In February, Canada’s annualised housing starts totalled 250.9K, falling short of the 252.5K forecast

    by VT Markets
    /
    Mar 16, 2026
    Canada’s seasonally adjusted housing starts in February were 250.9K. The forecast was 252.5K. This result was 1.6K below the forecast. The figures are reported on a year-on-year basis. The slight miss in February’s housing starts, coming in at 250.9K against a 252.5K forecast, suggests a subtle cooling in the construction sector. While not a dramatic drop, it is a data point that nudges the needle towards a less aggressive monetary policy outlook. For us, this challenges the view that the economy is running too hot. We must view this in the context of recent inflation figures, which clocked in at 2.8% for January, still above the Bank of Canada’s target. However, with the latest jobs report also showing a slowdown, adding only 15,000 jobs, this housing data adds to a growing narrative of a softening economy. The Bank will find it harder to justify any further rate hikes with this trend emerging. Looking back at 2025, the housing market showed remarkable strength, consistently beating expectations as interest rates stabilized. This makes the February 2026 miss, though minor, more significant as it could be the first sign that the momentum from last year is waning. It signals a potential shift that we have been watching for. In response, we see an opportunity in interest rate derivatives that anticipate the Bank of Canada holding its policy rate steady. Traders should consider positions that benefit from rates remaining stable or declining over the next quarter. This could involve using options on CORRA futures to bet against a rate hike this summer.

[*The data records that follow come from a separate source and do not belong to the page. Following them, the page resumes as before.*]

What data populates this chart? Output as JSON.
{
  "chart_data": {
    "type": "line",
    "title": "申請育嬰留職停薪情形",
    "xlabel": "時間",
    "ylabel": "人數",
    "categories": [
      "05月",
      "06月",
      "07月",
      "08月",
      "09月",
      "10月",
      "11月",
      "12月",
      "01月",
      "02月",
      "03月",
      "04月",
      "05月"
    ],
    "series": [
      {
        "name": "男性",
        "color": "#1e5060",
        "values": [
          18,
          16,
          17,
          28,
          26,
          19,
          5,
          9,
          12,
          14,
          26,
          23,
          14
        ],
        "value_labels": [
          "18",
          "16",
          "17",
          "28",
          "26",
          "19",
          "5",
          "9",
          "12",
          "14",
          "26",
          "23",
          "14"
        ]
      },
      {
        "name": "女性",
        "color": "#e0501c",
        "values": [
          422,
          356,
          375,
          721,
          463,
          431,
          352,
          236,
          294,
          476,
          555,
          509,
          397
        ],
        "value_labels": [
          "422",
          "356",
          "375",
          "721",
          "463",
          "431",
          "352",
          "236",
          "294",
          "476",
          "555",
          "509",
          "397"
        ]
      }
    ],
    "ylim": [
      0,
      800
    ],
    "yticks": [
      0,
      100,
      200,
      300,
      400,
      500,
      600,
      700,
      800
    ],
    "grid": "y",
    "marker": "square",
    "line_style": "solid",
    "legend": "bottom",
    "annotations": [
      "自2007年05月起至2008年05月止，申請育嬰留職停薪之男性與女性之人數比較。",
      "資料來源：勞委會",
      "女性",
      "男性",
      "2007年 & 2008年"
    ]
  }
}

This dovish data point also puts downward pressure on the Canadian dollar. Consequently, speculating on a weaker loonie appears prudent in the coming weeks. Options strategies that favour a higher USD/CAD exchange rate could offer value as rate expectations between the U.S. and Canada diverge. Sectors sensitive to housing, such as Canadian banks and real estate investment trusts, may face headwinds. We believe buying protective put options on ETFs that track these sectors could be a wise move. This allows for managing risk from a potential slowdown in the housing-related economy.